Uncovering Knowledge Gaps in Radiology Report Generation Models through Knowledge Graphs
Xiaoman Zhang, Julián N. Acosta, Hong-Yu Zhou, Pranav Rajpurkar
TL;DR
This work introduces ReXKG, a knowledge-graph framework that converts radiology reports into structured graphs to evaluate AI-generated radiology reports beyond surface-level text. It defines six entity types and three relations, builds nodes and edges through UMLS mapping and semantic merging, and introduces three metrics—ReXKG-NSC, ReXKG-AMS, and ReXKG-SCS—for node similarity, edge distribution, and subgraph coverage.

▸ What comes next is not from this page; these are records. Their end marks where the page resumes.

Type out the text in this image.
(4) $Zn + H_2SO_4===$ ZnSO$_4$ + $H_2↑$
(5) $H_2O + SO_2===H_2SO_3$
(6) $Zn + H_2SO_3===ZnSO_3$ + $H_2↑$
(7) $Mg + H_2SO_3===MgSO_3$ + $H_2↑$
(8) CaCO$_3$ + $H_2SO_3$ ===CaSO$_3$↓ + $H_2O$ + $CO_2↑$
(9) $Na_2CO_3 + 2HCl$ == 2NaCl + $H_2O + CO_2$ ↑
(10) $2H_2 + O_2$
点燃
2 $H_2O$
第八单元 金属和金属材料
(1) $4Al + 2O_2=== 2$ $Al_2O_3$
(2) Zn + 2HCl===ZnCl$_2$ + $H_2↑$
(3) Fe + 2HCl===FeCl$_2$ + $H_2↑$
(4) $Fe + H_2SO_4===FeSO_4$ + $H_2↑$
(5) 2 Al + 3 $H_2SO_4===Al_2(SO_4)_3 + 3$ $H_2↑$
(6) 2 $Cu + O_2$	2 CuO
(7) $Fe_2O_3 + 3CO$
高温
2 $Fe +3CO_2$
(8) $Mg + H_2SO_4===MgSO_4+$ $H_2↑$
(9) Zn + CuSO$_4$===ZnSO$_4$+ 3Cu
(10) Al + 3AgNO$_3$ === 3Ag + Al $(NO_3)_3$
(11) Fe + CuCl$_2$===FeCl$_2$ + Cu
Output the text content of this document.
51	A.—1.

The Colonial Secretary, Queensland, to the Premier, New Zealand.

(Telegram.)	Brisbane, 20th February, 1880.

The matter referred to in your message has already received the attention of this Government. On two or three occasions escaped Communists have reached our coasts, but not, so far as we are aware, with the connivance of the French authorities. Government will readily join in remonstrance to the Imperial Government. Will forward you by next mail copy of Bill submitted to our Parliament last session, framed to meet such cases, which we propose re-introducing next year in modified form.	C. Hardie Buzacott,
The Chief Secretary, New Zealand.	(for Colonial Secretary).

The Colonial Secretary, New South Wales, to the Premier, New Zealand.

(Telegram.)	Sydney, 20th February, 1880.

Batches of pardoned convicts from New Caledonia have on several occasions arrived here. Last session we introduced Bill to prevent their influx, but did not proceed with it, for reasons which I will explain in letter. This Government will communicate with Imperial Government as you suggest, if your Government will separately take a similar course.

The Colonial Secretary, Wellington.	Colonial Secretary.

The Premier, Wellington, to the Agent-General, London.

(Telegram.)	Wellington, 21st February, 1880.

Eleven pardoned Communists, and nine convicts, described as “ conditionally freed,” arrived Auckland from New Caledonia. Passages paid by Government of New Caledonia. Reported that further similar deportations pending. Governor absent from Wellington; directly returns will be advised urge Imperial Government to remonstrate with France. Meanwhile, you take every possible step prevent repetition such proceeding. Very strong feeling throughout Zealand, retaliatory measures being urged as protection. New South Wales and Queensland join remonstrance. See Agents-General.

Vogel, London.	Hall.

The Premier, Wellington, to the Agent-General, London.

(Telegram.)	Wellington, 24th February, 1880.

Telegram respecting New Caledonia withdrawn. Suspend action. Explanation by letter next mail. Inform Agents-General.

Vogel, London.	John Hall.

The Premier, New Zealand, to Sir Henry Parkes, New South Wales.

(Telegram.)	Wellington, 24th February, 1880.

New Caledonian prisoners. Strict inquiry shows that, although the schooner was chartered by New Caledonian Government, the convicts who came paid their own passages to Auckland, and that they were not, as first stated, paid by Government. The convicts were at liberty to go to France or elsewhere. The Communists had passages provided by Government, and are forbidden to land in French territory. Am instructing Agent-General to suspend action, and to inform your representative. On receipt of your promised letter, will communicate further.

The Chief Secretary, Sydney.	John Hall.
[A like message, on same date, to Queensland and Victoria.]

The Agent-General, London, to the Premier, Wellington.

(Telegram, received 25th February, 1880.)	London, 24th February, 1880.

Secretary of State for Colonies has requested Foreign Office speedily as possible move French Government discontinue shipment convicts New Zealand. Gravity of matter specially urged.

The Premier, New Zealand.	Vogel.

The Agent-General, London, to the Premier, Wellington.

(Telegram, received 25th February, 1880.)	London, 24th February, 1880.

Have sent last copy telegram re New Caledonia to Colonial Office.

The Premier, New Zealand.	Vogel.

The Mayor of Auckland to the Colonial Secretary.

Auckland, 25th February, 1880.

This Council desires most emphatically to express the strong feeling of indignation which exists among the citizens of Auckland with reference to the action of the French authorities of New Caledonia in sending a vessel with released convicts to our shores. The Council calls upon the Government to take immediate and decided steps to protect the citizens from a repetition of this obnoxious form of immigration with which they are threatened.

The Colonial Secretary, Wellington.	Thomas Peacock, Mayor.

Through experiments on CheXpert Plus and MIMIC-CXR (with cross-modality demonstrations via CT-RATE and MIMIC-IV Head CT), the study shows generalist models extend entity and concept coverage more than specialists but still fall short of radiologist-level depth, particularly for devices and quantified measurements, and exhibit occasional longitudinal hallucinations. The results underscore the value of a KG-based evaluation to uncover knowledge gaps and guide development toward clinically aligned, longitudinal, multimodal radiology reporting systems.
Abstract
Recent advancements in artificial intelligence have significantly improved the automatic generation of radiology reports. However, existing evaluation methods fail to reveal the models' understanding of radiological images and their capacity to achieve human-level granularity in descriptions. To bridge this gap, we introduce a system, named ReXKG, which extracts structured information from processed reports to construct a comprehensive radiology knowledge graph. We then propose three metrics to evaluate the similarity of nodes (ReXKG-NSC), distribution of edges (ReXKG-AMS), and coverage of subgraphs (ReXKG-SCS) across various knowledge graphs. We conduct an in-depth comparative analysis of AI-generated and human-written radiology reports, assessing the performance of both specialist and generalist models. Our study provides a deeper understanding of the capabilities and limitations of current AI models in radiology report generation, offering valuable insights for improving model performance and clinical applicability.